Greek Mythology
Ashley Lastimosa
Creation
Titans
Olympians
The Greeks had many gods, but chief among them were the Olympians, that is, the gods who ruled most everything from their home atop Mount Olympus in Greece. The children of Cronos, a Titan, and Rhea, the "mother of the gods," the Olympians constitute the major gods of the Greek pantheon. Their king was Zeus, a sky god, famous for fathering a number of heroes like Perseus and Heracles. Hera was Zeus's sister and wife. The other Olympians include Zeus's brothers, Hades, god of the underworld, and Poseidon, god of the sea; Demeter, goddess of agriculture; Apollo, the sun god and god of the arts; Artemis, goddess of the hunt and moon; Hephaestus, god of fire and those who work with metal; Athena, goddess of wisdom and warfare; Ares, the god of war; Aphrodite, goddess of love; Hermes, the herald of the gods; and Hestia, goddess of the hearth. Uranus, In Greek mythology, Uranus was the personification and god of the sky and the heavens, the most ancient of all the Greek gods and the first ruler of the universe in the very earliest Greek cosmology.
Creation of Humanity
Since Greece was so vast the story of human origin is foggy, though most all believe one of three models, each with its own imagery: artisanal, agricultural, or transformative. The most common of artisanal creation was the story of how Prometheus molded man out of clay into the likeliness of the gods. The Athenians, however had an agricultural idea of their own creation, boasting that they were born like plants from the soil of Attica, and so represented a different line of humans from the ones created by Prometheus. The Greek people known as Myrmidons traced their own origin back to ants that Zeus had transformed into human beings on the island of Aegina.
Demigods
Hercules
Hercules was the son of Zeus and Alcmene. Zeus's wife, Hera, despised Hercules being born from a human mother and on the night of his birth while sleeping in his crib sent two giant serpents to kill him. Hera had underestimated his strength ,when the night was over Hercules was found holding to giant serpents he had strangled in each hand. As Hercules grew he became stronger and a great warrior. When he was 18 years old, the Cithaeronian Lion, a lion using Mount Cithaeron as its base, was killing cattle belonging to Amphitryon and Thespius, a nearby ruler. Wishing to catch the lion, Heracles went to Thespius, in whose house he stayed for 50 days hunting the beast. Eventually he overcame the lion and dressed himself in its skin, using its scalp as a helmet. After he returned he decided to leave himself out of the business of the to people, though King Cerion of Thebes insisted he marry his daughter Megara. Once home several gods presented him with gifts, Hermes moreover gave him a sword, Apollo a bow and arrows, Hephaestus a breastplate of gold, and Athena a peplos, or robe. Though Hercules had grown strong and an okay guy, Hera still harbored hatred for the demigod, and so she drove him mad causing him to kill his own children as well as those of his brother Iphicles by flinging them into the fire.

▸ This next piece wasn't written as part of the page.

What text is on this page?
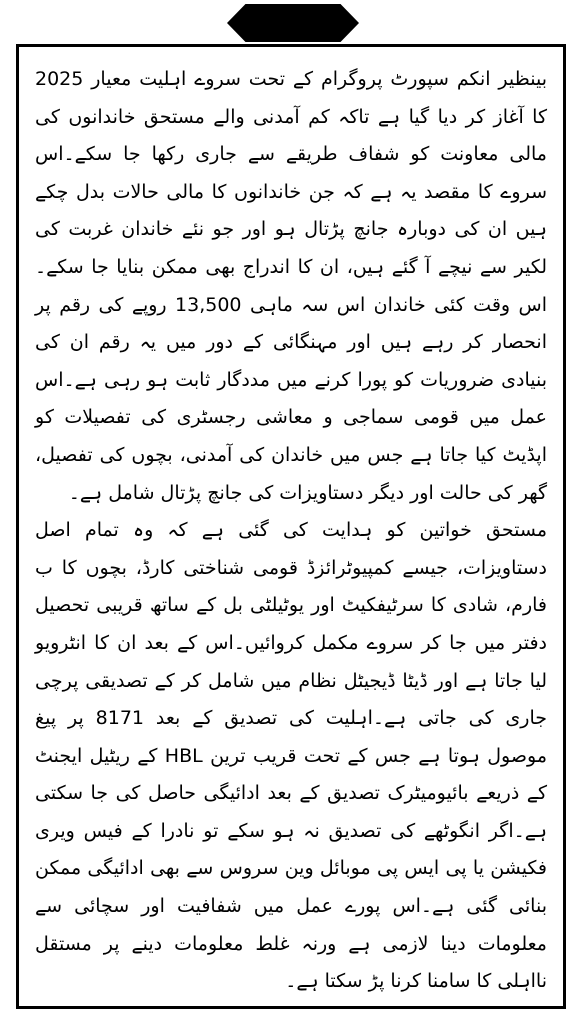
بینظیر انکم سپورٹ پروگرام کے تحت سروے اہلیت معیار 2025 کا آغاز کر دیا گیا ہے تاکہ کم آمدنی والے مستحق خاندانوں کی مالی معاونت کو شفاف طریقے سے جاری رکھا جا سکے۔اس سروے کا مقصد یہ ہے کہ جن خاندانوں کا مالی حالات بدل چکے ہیں ان کی دوبارہ جانچ پڑتال ہو اور جو نئے خاندان غربت کی لکیر سے نیچے آ گئے ہیں، ان کا اندراج بھی ممکن بنایا جا سکے۔اس وقت کئی خاندان اس سہ ماہی 13,500 روپے کی رقم پر انحصار کر رہے ہیں اور مہنگائی کے دور میں یہ رقم ان کی بنیادی ضروریات کو پورا کرنے میں مددگار ثابت ہو رہی ہے۔اس عمل میں قومی سماجی و معاشی رجسٹری کی تفصیلات کو اپڈیٹ کیا جاتا ہے جس میں خاندان کی آمدنی، بچوں کی تفصیل، گھر کی حالت اور دیگر دستاویزات کی جانچ پڑتال شامل ہے۔

مستحق خواتین کو ہدایت کی گئی ہے کہ وہ تمام اصل دستاویزات، جیسے کمپیوٹرائزڈ قومی شناختی کارڈ، بچوں کا ب فارم، شادی کا سرٹیفکیٹ اور یوٹیلٹی بل کے ساتھ قریبی تحصیل دفتر میں جا کر سروے مکمل کروائیں۔اس کے بعد ان کا انٹرویو لیا جاتا ہے اور ڈیٹا ڈیجیٹل نظام میں شامل کر کے تصدیقی پرچی جاری کی جاتی ہے۔اہلیت کی تصدیق کے بعد 8171 پر پیغ موصول ہوتا ہے جس کے تحت قریب ترین HBL کے ریٹیل ایجنٹ کے ذریعے بائیومیٹرک تصدیق کے بعد ادائیگی حاصل کی جا سکتی ہے۔اگر انگوٹھے کی تصدیق نہ ہو سکے تو نادرا کے فیس ویری فکیشن یا پی ایس پی موبائل وین سروس سے بھی ادائیگی ممکن بنائی گئی ہے۔اس پورے عمل میں شفافیت اور سچائی سے معلومات دینا لازمی ہے ورنہ غلط معلومات دینے پر مستقل نااہلی کا سامنا کرنا پڑ سکتا ہے۔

Condemning himself to exile, he went to Thespius, who purified him of the killings. Then he went to Delphi to ask the gods where he should live. The Pythia, or priestess, instructed him to dwell in Tiryns, where he should serve Eurystheus for 12 years, performing 10 tasks that Eurystheus would assign him, and when the tasks were completed, he would become immortal. He completed all his task and more, but his existence was dark and sad, he had several episodes of insanity and killed several of his family and comrades but even after all the strife and grief a cloud came down and, with a peal of thunder, carried him up to the sky, where he obtained immortality and was reconciled with Hera, who gave him her daughter Hebe in marriage.